Он прервал свою речь: автомобиль с открытым капотом и зелено-бело-оранжевым флажком подъехал на скорости и, скрипя тормозами, остановился у почты. Какой-то тип выскочил из машины и подбежал к ним.
— Finnegans wake! — прокричал он.
— Finnegans wake! — ответили они и на всякий случай угрожающе попятились.
— Вы заняли это здание? — строго спросил тип.
— Да.
— Сколько вас?
— Семь человек. Вы можете поговорить с нашим командиром, Джоном Маккормаком.
Но командир, уже предупрежденный О’Рурки, сам подошел к окну.
— Finnegans wake! — крикнул он.
— Finnegans wake! — ответил тип. — Вы — командир?
— Я.
— Какое у вас оружие?
— Винтовки и револьверы.
— Боеприпасы?
— Все, что в карманах.
— Продовольствие?
— Нету.
— Ладно. Идите сюда. Я дам вам пулемет и несколько ящиков боеприпасов и продовольствия.
— Будем держать осаду? — спросил Кэффри.
— Может быть. Выгружайте.
Кэффри остался у дверей. Галлэхер и Келлехер потащили скорострельный инструмент и ящики. Диллон и Каллинен смотрели на них с интересом.
— Вы знаете, куда поставить пулемет? — спросил тип.
— Знаем, — ответил Маккормак.
Но тип был в этом не уверен.
— Пулемет поставьте возле этого окна на первом этаже и направьте его в сторону моста.

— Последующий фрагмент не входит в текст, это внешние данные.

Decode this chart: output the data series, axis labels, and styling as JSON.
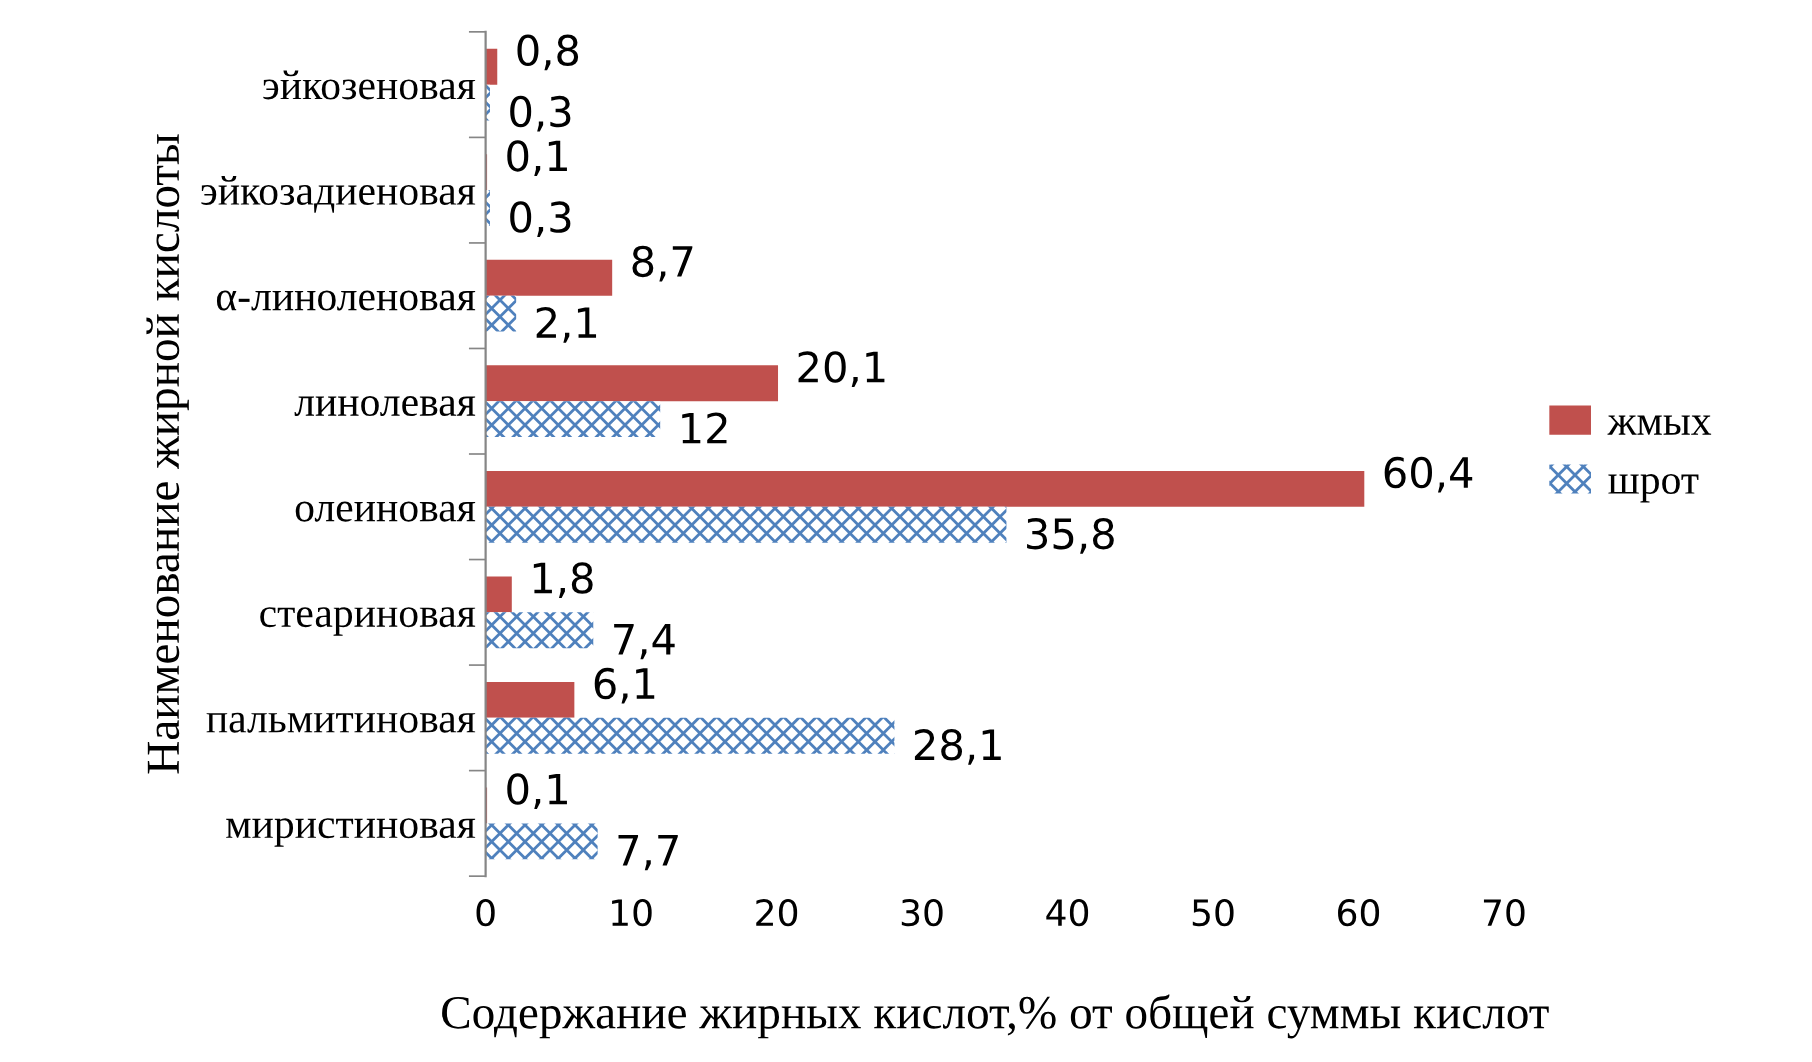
{
  "chart_data": {
    "type": "bar",
    "orientation": "horizontal",
    "xlabel": "Содержание жирных кислот,% от общей суммы кислот",
    "ylabel": "Наименование жирной кислоты",
    "categories": [
      "эйкозеновая",
      "эйкозадиеновая",
      "α-линоленовая",
      "линолевая",
      "олеиновая",
      "стеариновая",
      "пальмитиновая",
      "миристиновая"
    ],
    "series": [
      {
        "name": "жмых",
        "color": "#c0504d",
        "values": [
          0.8,
          0.1,
          8.7,
          20.1,
          60.4,
          1.8,
          6.1,
          0.1
        ],
        "value_labels": [
          "0,8",
          "0,1",
          "8,7",
          "20,1",
          "60,4",
          "1,8",
          "6,1",
          "0,1"
        ]
      },
      {
        "name": "шрот",
        "color": "#4f81bd",
        "values": [
          0.3,
          0.3,
          2.1,
          12,
          35.8,
          7.4,
          28.1,
          7.7
        ],
        "value_labels": [
          "0,3",
          "0,3",
          "2,1",
          "12",
          "35,8",
          "7,4",
          "28,1",
          "7,7"
        ]
      }
    ],
    "xlim": [
      0,
      70
    ],
    "xticks": [
      0,
      10,
      20,
      30,
      40,
      50,
      60,
      70
    ],
    "legend": "right",
    "grid": false
  }
}
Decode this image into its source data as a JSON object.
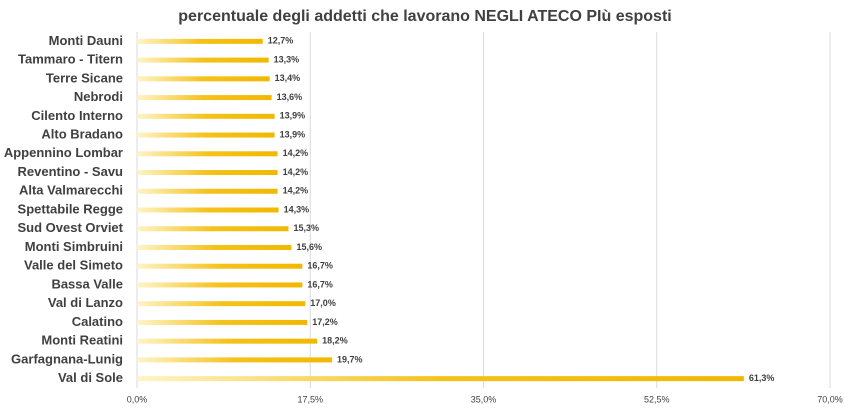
{
  "chart_data": {
    "type": "barh",
    "title": "percentuale degli addetti che lavorano NEGLI ATECO PIù esposti",
    "categories": [
      "Monti Dauni",
      "Tammaro - Titern",
      "Terre Sicane",
      "Nebrodi",
      "Cilento Interno",
      "Alto Bradano",
      "Appennino Lombar",
      "Reventino - Savu",
      "Alta Valmarecchi",
      "Spettabile Regge",
      "Sud Ovest Orviet",
      "Monti Simbruini",
      "Valle del Simeto",
      "Bassa Valle",
      "Val di Lanzo",
      "Calatino",
      "Monti Reatini",
      "Garfagnana-Lunig",
      "Val di Sole"
    ],
    "values": [
      12.7,
      13.3,
      13.4,
      13.6,
      13.9,
      13.9,
      14.2,
      14.2,
      14.2,
      14.3,
      15.3,
      15.6,
      16.7,
      16.7,
      17.0,
      17.2,
      18.2,
      19.7,
      61.3
    ],
    "value_labels": [
      "12,7%",
      "13,3%",
      "13,4%",
      "13,6%",
      "13,9%",
      "13,9%",
      "14,2%",
      "14,2%",
      "14,2%",
      "14,3%",
      "15,3%",
      "15,6%",
      "16,7%",
      "16,7%",
      "17,0%",
      "17,2%",
      "18,2%",
      "19,7%",
      "61,3%"
    ],
    "color": "#f5c21b",
    "xlim": [
      0,
      70
    ],
    "xticks": [
      {
        "value": 0,
        "label": "0,0%"
      },
      {
        "value": 17.5,
        "label": "17,5%"
      },
      {
        "value": 35,
        "label": "35,0%"
      },
      {
        "value": 52.5,
        "label": "52,5%"
      },
      {
        "value": 70,
        "label": "70,0%"
      }
    ],
    "grid": true
  }
}
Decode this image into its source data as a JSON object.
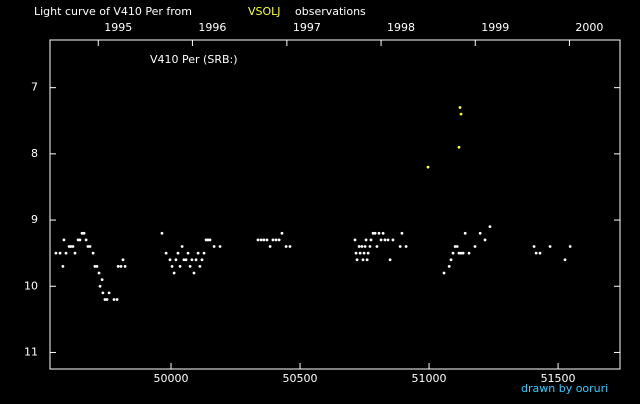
{
  "chart_data": {
    "type": "scatter",
    "title": "Light curve of V410 Per from",
    "title_highlight": "VSOLJ",
    "title_suffix": "observations",
    "annotations": [
      "V410 Per (SRB:)",
      "drawn by ooruri"
    ],
    "xlim": [
      49531,
      51740
    ],
    "ylim": [
      11.25,
      6.28
    ],
    "xticks": [
      50000,
      50500,
      51000,
      51500
    ],
    "yticks": [
      7,
      8,
      9,
      10,
      11
    ],
    "x2ticks": [
      {
        "value": 49718,
        "label": "1995"
      },
      {
        "value": 50083,
        "label": "1996"
      },
      {
        "value": 50449,
        "label": "1997"
      },
      {
        "value": 50814,
        "label": "1998"
      },
      {
        "value": 51179,
        "label": "1999"
      },
      {
        "value": 51544,
        "label": "2000"
      }
    ],
    "series": [
      {
        "color": "#ffffff",
        "x": [
          49554,
          49570,
          49581,
          49585,
          49593,
          49605,
          49612,
          49620,
          49628,
          49640,
          49647,
          49655,
          49663,
          49671,
          49678,
          49686,
          49698,
          49705,
          49713,
          49721,
          49725,
          49733,
          49736,
          49744,
          49752,
          49760,
          49779,
          49791,
          49795,
          49806,
          49814,
          49822,
          49965,
          49981,
          49996,
          50004,
          50012,
          50019,
          50027,
          50035,
          50043,
          50050,
          50058,
          50066,
          50074,
          50081,
          50089,
          50097,
          50105,
          50112,
          50120,
          50128,
          50136,
          50143,
          50151,
          50167,
          50190,
          50337,
          50349,
          50360,
          50372,
          50384,
          50395,
          50407,
          50419,
          50430,
          50446,
          50461,
          50713,
          50717,
          50721,
          50729,
          50733,
          50740,
          50744,
          50748,
          50752,
          50756,
          50760,
          50764,
          50771,
          50775,
          50783,
          50791,
          50798,
          50806,
          50814,
          50822,
          50829,
          50841,
          50849,
          50860,
          50888,
          50895,
          50911,
          51058,
          51078,
          51085,
          51093,
          51101,
          51109,
          51116,
          51124,
          51132,
          51140,
          51155,
          51178,
          51198,
          51217,
          51236,
          51407,
          51415,
          51430,
          51469,
          51527,
          51547
        ],
        "values": [
          9.5,
          9.5,
          9.7,
          9.3,
          9.5,
          9.4,
          9.4,
          9.4,
          9.5,
          9.3,
          9.3,
          9.2,
          9.2,
          9.3,
          9.4,
          9.4,
          9.5,
          9.7,
          9.7,
          9.8,
          10.0,
          9.9,
          10.1,
          10.2,
          10.2,
          10.1,
          10.2,
          10.2,
          9.7,
          9.7,
          9.6,
          9.7,
          9.2,
          9.5,
          9.6,
          9.7,
          9.8,
          9.6,
          9.5,
          9.7,
          9.4,
          9.6,
          9.6,
          9.5,
          9.7,
          9.6,
          9.8,
          9.6,
          9.5,
          9.7,
          9.6,
          9.5,
          9.3,
          9.3,
          9.3,
          9.4,
          9.4,
          9.3,
          9.3,
          9.3,
          9.3,
          9.4,
          9.3,
          9.3,
          9.3,
          9.2,
          9.4,
          9.4,
          9.3,
          9.5,
          9.6,
          9.4,
          9.5,
          9.4,
          9.6,
          9.5,
          9.4,
          9.3,
          9.6,
          9.5,
          9.4,
          9.3,
          9.2,
          9.2,
          9.4,
          9.2,
          9.3,
          9.2,
          9.3,
          9.3,
          9.6,
          9.3,
          9.4,
          9.2,
          9.4,
          9.8,
          9.7,
          9.6,
          9.5,
          9.4,
          9.4,
          9.5,
          9.5,
          9.5,
          9.2,
          9.5,
          9.4,
          9.2,
          9.3,
          9.1,
          9.4,
          9.5,
          9.5,
          9.4,
          9.6,
          9.4
        ]
      },
      {
        "color": "#ffff33",
        "x": [
          50996,
          51116,
          51120,
          51124
        ],
        "values": [
          8.2,
          7.9,
          7.3,
          7.4
        ]
      }
    ]
  }
}
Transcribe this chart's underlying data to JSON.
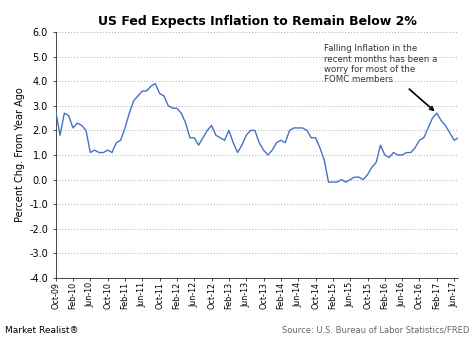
{
  "title": "US Fed Expects Inflation to Remain Below 2%",
  "ylabel": "Percent Chg. From Year Ago",
  "source_text": "Source: U.S. Bureau of Labor Statistics/FRED",
  "brand_text": "Market Realist®",
  "annotation_text": "Falling Inflation in the\nrecent months has been a\nworry for most of the\nFOMC members",
  "ylim": [
    -4.0,
    6.0
  ],
  "yticks": [
    -4.0,
    -3.0,
    -2.0,
    -1.0,
    0.0,
    1.0,
    2.0,
    3.0,
    4.0,
    5.0,
    6.0
  ],
  "line_color": "#4472c4",
  "bg_color": "#ffffff",
  "grid_color": "#aaaaaa",
  "values": [
    2.8,
    1.8,
    2.7,
    2.6,
    2.1,
    2.3,
    2.2,
    2.0,
    1.1,
    1.2,
    1.1,
    1.1,
    1.2,
    1.1,
    1.5,
    1.6,
    2.1,
    2.7,
    3.2,
    3.4,
    3.6,
    3.6,
    3.8,
    3.9,
    3.5,
    3.4,
    3.0,
    2.9,
    2.9,
    2.7,
    2.3,
    1.7,
    1.7,
    1.4,
    1.7,
    2.0,
    2.2,
    1.8,
    1.7,
    1.6,
    2.0,
    1.5,
    1.1,
    1.4,
    1.8,
    2.0,
    2.0,
    1.5,
    1.2,
    1.0,
    1.2,
    1.5,
    1.6,
    1.5,
    2.0,
    2.1,
    2.1,
    2.1,
    2.0,
    1.7,
    1.7,
    1.3,
    0.8,
    -0.1,
    -0.1,
    -0.1,
    0.0,
    -0.1,
    0.0,
    0.1,
    0.1,
    0.0,
    0.2,
    0.5,
    0.7,
    1.4,
    1.0,
    0.9,
    1.1,
    1.0,
    1.0,
    1.1,
    1.1,
    1.3,
    1.6,
    1.7,
    2.1,
    2.5,
    2.7,
    2.4,
    2.2,
    1.9,
    1.6,
    1.7
  ],
  "xtick_labels": [
    "Oct-09",
    "Feb-10",
    "Jun-10",
    "Oct-10",
    "Feb-11",
    "Jun-11",
    "Oct-11",
    "Feb-12",
    "Jun-12",
    "Oct-12",
    "Feb-13",
    "Jun-13",
    "Oct-13",
    "Feb-14",
    "Jun-14",
    "Oct-14",
    "Feb-15",
    "Jun-15",
    "Oct-15",
    "Feb-16",
    "Jun-16",
    "Oct-16",
    "Feb-17",
    "Jun-17"
  ],
  "xtick_positions": [
    0,
    4,
    8,
    12,
    16,
    20,
    24,
    28,
    32,
    36,
    40,
    44,
    48,
    52,
    56,
    60,
    64,
    68,
    72,
    76,
    80,
    84,
    88,
    92
  ]
}
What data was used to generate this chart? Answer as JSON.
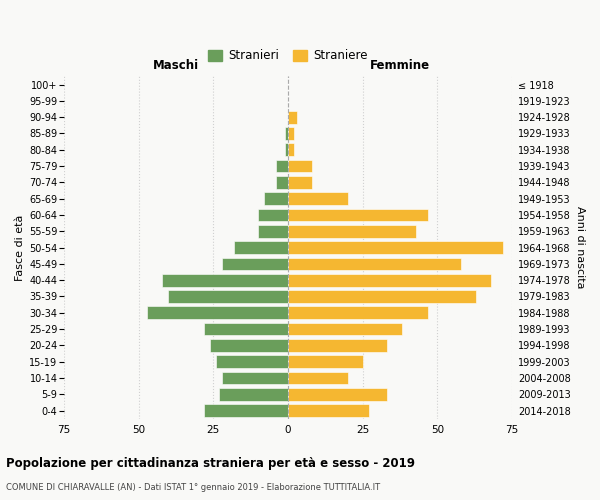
{
  "age_groups": [
    "100+",
    "95-99",
    "90-94",
    "85-89",
    "80-84",
    "75-79",
    "70-74",
    "65-69",
    "60-64",
    "55-59",
    "50-54",
    "45-49",
    "40-44",
    "35-39",
    "30-34",
    "25-29",
    "20-24",
    "15-19",
    "10-14",
    "5-9",
    "0-4"
  ],
  "birth_years": [
    "≤ 1918",
    "1919-1923",
    "1924-1928",
    "1929-1933",
    "1934-1938",
    "1939-1943",
    "1944-1948",
    "1949-1953",
    "1954-1958",
    "1959-1963",
    "1964-1968",
    "1969-1973",
    "1974-1978",
    "1979-1983",
    "1984-1988",
    "1989-1993",
    "1994-1998",
    "1999-2003",
    "2004-2008",
    "2009-2013",
    "2014-2018"
  ],
  "maschi": [
    0,
    0,
    0,
    1,
    1,
    4,
    4,
    8,
    10,
    10,
    18,
    22,
    42,
    40,
    47,
    28,
    26,
    24,
    22,
    23,
    28
  ],
  "femmine": [
    0,
    0,
    3,
    2,
    2,
    8,
    8,
    20,
    47,
    43,
    72,
    58,
    68,
    63,
    47,
    38,
    33,
    25,
    20,
    33,
    27
  ],
  "male_color": "#6a9e5b",
  "female_color": "#f5b731",
  "grid_color": "#d0d0d0",
  "dashed_line_color": "#aaaaaa",
  "xlim": 75,
  "title": "Popolazione per cittadinanza straniera per età e sesso - 2019",
  "subtitle": "COMUNE DI CHIARAVALLE (AN) - Dati ISTAT 1° gennaio 2019 - Elaborazione TUTTITALIA.IT",
  "ylabel_left": "Fasce di età",
  "ylabel_right": "Anni di nascita",
  "legend_male": "Stranieri",
  "legend_female": "Straniere",
  "maschi_label": "Maschi",
  "femmine_label": "Femmine",
  "bg_color": "#f9f9f7"
}
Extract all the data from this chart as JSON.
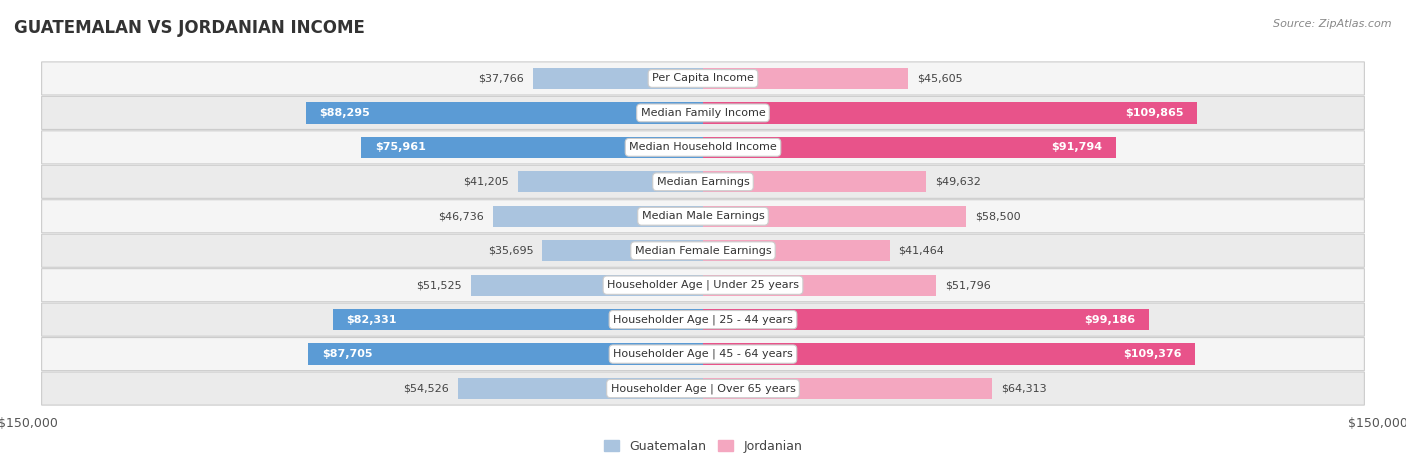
{
  "title": "GUATEMALAN VS JORDANIAN INCOME",
  "source": "Source: ZipAtlas.com",
  "categories": [
    "Per Capita Income",
    "Median Family Income",
    "Median Household Income",
    "Median Earnings",
    "Median Male Earnings",
    "Median Female Earnings",
    "Householder Age | Under 25 years",
    "Householder Age | 25 - 44 years",
    "Householder Age | 45 - 64 years",
    "Householder Age | Over 65 years"
  ],
  "guatemalan": [
    37766,
    88295,
    75961,
    41205,
    46736,
    35695,
    51525,
    82331,
    87705,
    54526
  ],
  "jordanian": [
    45605,
    109865,
    91794,
    49632,
    58500,
    41464,
    51796,
    99186,
    109376,
    64313
  ],
  "guatemalan_labels": [
    "$37,766",
    "$88,295",
    "$75,961",
    "$41,205",
    "$46,736",
    "$35,695",
    "$51,525",
    "$82,331",
    "$87,705",
    "$54,526"
  ],
  "jordanian_labels": [
    "$45,605",
    "$109,865",
    "$91,794",
    "$49,632",
    "$58,500",
    "$41,464",
    "$51,796",
    "$99,186",
    "$109,376",
    "$64,313"
  ],
  "guatemalan_light": "#aac4df",
  "guatemalan_dark": "#5b9bd5",
  "jordanian_light": "#f4a7c0",
  "jordanian_dark": "#e8538a",
  "guatemalan_large": [
    false,
    true,
    true,
    false,
    false,
    false,
    false,
    true,
    true,
    false
  ],
  "jordanian_large": [
    false,
    true,
    true,
    false,
    false,
    false,
    false,
    true,
    true,
    false
  ],
  "max_value": 150000,
  "axis_label": "$150,000",
  "background_color": "#ffffff",
  "legend_guatemalan": "Guatemalan",
  "legend_jordanian": "Jordanian",
  "row_colors": [
    "#f5f5f5",
    "#ebebeb",
    "#f5f5f5",
    "#ebebeb",
    "#f5f5f5",
    "#ebebeb",
    "#f5f5f5",
    "#ebebeb",
    "#f5f5f5",
    "#ebebeb"
  ]
}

IXВот остановилась какая-то машина. Наверное, к ним кто-то приехал. Или же они сами уезжают. Кто они? Сколько их? Может быть, я их знаю? Не всех, конечно, нескольких. Или хотя бы одного из них. Одного-то уж наверняка. Среди всех тех мужчин, которых я видела здесь, в почтовом отделении на набережной Иден, не могло не быть республиканцев. Одного-то из них я смогла бы узнать. Нет. Женщины с ними нет. Это точно. Иначе она бы уже давно сюда пришла. Что бы произошло, если бы я смогла узнать одного из республиканцев? Вдруг оказалось бы, что он меня ненавидит? Что именно его я когда-то заставила долго ждать у окошечка. Что именно его я попросила переписать адрес, потому что он не очень хорошо знал английский. Потому что он откуда-нибудь из Коннемары. А среди них есть такие, которые хотят опять говорить по-ирландски. Как если бы мистер Дюран вздумал говорить по-французски. Мистер Дюран, что же с ним стало? Может быть, они его взяли в плен? Или убили? Может быть, потому и раздался тот выстрел. Бедный мистер Дюран, он так меня любил. И так почтительно. Но может быть, ему удалось спастись. Может быть, он оказался в числе тех, которым удалось убежать. Среди всей этой беготни я, может быть, слышала шум его шагов. Обычно он так важно вышагивает. А ему, может быть, пришлось бежать. Ах, ах, ах. Он — и вдруг бежит. Ах, ах, ах. Такой важный и так меня любил. А я так и сижу здесь взаперти.